Culture

Complexe artisanal de l’Oulja à Salé

L’artisanat marocain, un art ancestral qui a besoin d’être mis en valeur

Ouafaa Bennani Ouafaa Bennani,

Situé au bord du fleuve Bouregreg, à cinq minutes des centres-ville de Rabat et de Salé, ce complexe de plusieurs hectares regroupe plusieurs ateliers d’artisans (potiers, dinandiers, vanniers…) et des commerces. Un savoir-faire millénaire des artisans marocains qui se transmet avec le peu de Mâalmine encore en vie. En faisant un petit tour dans les ateliers, on peut voir des ouvriers réalisant, sous les yeux des visiteurs, les produits commercialisés sur place ou vendus ailleurs. La visite de ce complexe est une véritable découverte de l’art artisanal et de la culture marocaine. Par la même occasion, on peut, également, en savoir plus sur la profession de l’artisan pas toujours reconnue, et ce, malgré le travail de certaines associations qui œuvrent pour la mise en valeur et la protection de ce patrimoine du Maroc. Comme, par exemple, l’artisanat de la poterie qui rencontre, depuis quelques années, beaucoup de difficultés.

Entretien avec Driss Tazarni, mâalem-artisan en poterie

«Si les choses ne changent pas très vite, ce sera la catastrophe pour ce complexe de l’Oulja»

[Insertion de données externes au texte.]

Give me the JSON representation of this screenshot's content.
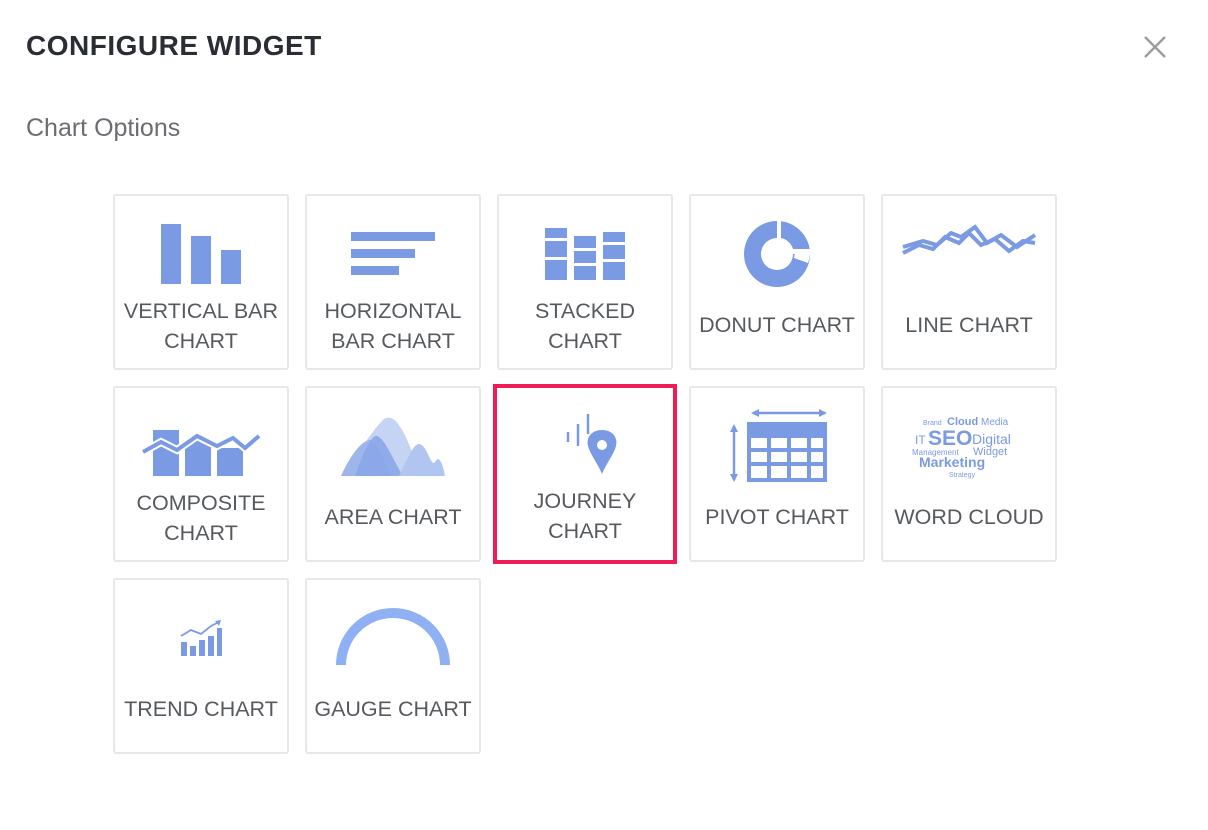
{
  "modal": {
    "title": "CONFIGURE WIDGET",
    "section_label": "Chart Options"
  },
  "tiles": [
    {
      "label": "VERTICAL BAR CHART",
      "icon": "vertical-bar-chart-icon"
    },
    {
      "label": "HORIZONTAL BAR CHART",
      "icon": "horizontal-bar-chart-icon"
    },
    {
      "label": "STACKED CHART",
      "icon": "stacked-chart-icon"
    },
    {
      "label": "DONUT CHART",
      "icon": "donut-chart-icon"
    },
    {
      "label": "LINE CHART",
      "icon": "line-chart-icon"
    },
    {
      "label": "COMPOSITE CHART",
      "icon": "composite-chart-icon"
    },
    {
      "label": "AREA CHART",
      "icon": "area-chart-icon"
    },
    {
      "label": "JOURNEY CHART",
      "icon": "journey-chart-icon",
      "selected": true
    },
    {
      "label": "PIVOT CHART",
      "icon": "pivot-chart-icon"
    },
    {
      "label": "WORD CLOUD",
      "icon": "word-cloud-icon"
    },
    {
      "label": "TREND CHART",
      "icon": "trend-chart-icon"
    },
    {
      "label": "GAUGE CHART",
      "icon": "gauge-chart-icon"
    }
  ],
  "word_cloud_words": [
    "Brand",
    "Cloud",
    "Media",
    "IT",
    "SEO",
    "Digital",
    "Management",
    "Widget",
    "Marketing",
    "Strategy"
  ],
  "colors": {
    "icon": "#7a9be3",
    "icon_light": "#a9bff0",
    "selected_border": "#ee1c57",
    "tile_border": "#e7e8ea"
  }
}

Le Matin : Comment ont été vos débuts dans ce métier de la poterie ?
Driss Tazarni
: D’abord, je suis le fils d’un Mâalem potier de qui j’ai hérité ce métier, dont j’ai été imprégné depuis mon enfance. Mes frères faisaient dans le temps des études et j’étais le seul à être volontaire pour apprendre la poterie, à l’âge d’à peu près 14 ans. J’ai appris sur le tas en observant les autres ouvriers en train de travailler. En plus, moi j’ai vécu dans cet univers et je connaissais déjà beaucoup de choses sur ce métier. Donc, j’ai été bien entouré pour l’apprendre comme il faut.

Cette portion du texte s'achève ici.